(Photo of candles courtesy of Wikimedia Commons)
Psalm 18:28:
It is you who light my lamp; the Lord, my God, lights up my darkness.
My post title is a direct quote from the pastor of Marcellus Andrews, the 19 year old young man who was beaten to death in Waterloo, IA, while being taunted with anti-gay slurs.
There is a lot of darkness out there.
As of August 24, no arrests have been made.
As of August 24, the darkness specifically relating to this death is still out there.
Oh, I'm sure over time arrests will be made. I'm sure we will learn all about these perpetrators and their families just as we have learned about Marcellus and his family members. There's a high likelihood we will learn of some very tragic brokenness regarding the "perps" in this case.
That's when it gets complicated, because, you see, my Baptismal Covenant instructs me to "seek and serve Christ in all people," and it is going to be very, very hard for me to do that with Marcellus' killers.
It's so easy to see how the Light of God worked in Marcellus. He devoted a great deal of time to the Crusaders Drill Team of his home church, the Union Missionary Baptist Church. It's not as easy to see how the Light of God works in his murderers.
But it brings up another angle to the saint/sinner paradox.
I realize it is incredibly, incredibly easy to feel animosity towards people I don't personally know, as "bad people."
What strikes me, though, is how that can change when one actually knows the "perp."
I can say that because I have personally known, for at least a period of time in my life, known someone on Missouri's Death Row who was later executed. (He was my insurance agent and a friend in our local amateur radio club.) I was basketball camp roommates in high school with a woman who is currently spending life in prison for having, with an accomplice, killed her husband and disposed of his body in a vat of acid.
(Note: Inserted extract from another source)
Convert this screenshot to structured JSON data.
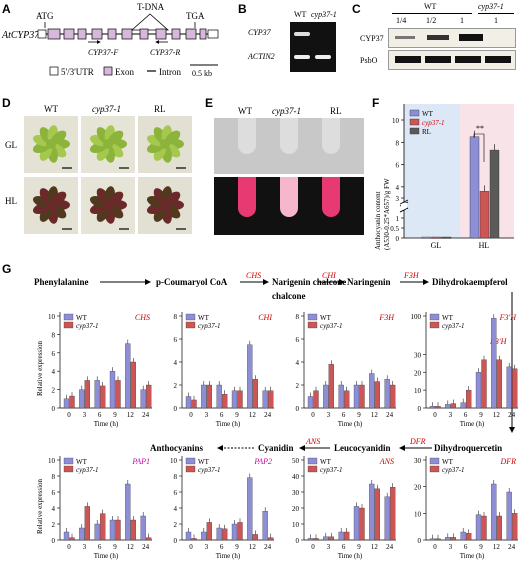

When I lived in Columbia, I played softball with her and her late husband. At the time I knew these people, I would have never thought in a million years either of them were "bad people." I certainly would never have predicted how each of them would turn out.
Yet, I could see the humanity in each of these two people.
I am reminded that the only thing that dispels the kind of darkness we are talking about is divine light, as depicted in the line of the Psalm. It allows me to see each of these two people who were bathed in darkness as having at least a shred of divine light in them. I am sad for the pain these victims' families had to walk through.
It is easy for me to pray for the soul of Marcellus. It's a snap for me to pray for his family and for the children whom he instructed in his church drill team. But when Marcellus' killers are found, I need to remind myself that I found humanity, not once, but twice, in a very unusual place indeed, and to also pray for Marcellus' killers.
There is a lot of darkness out there. I can let my own dark thoughts contribute to the broken-ness of the world, or I can try to find light where none seems to exist. The choice is there for all of us.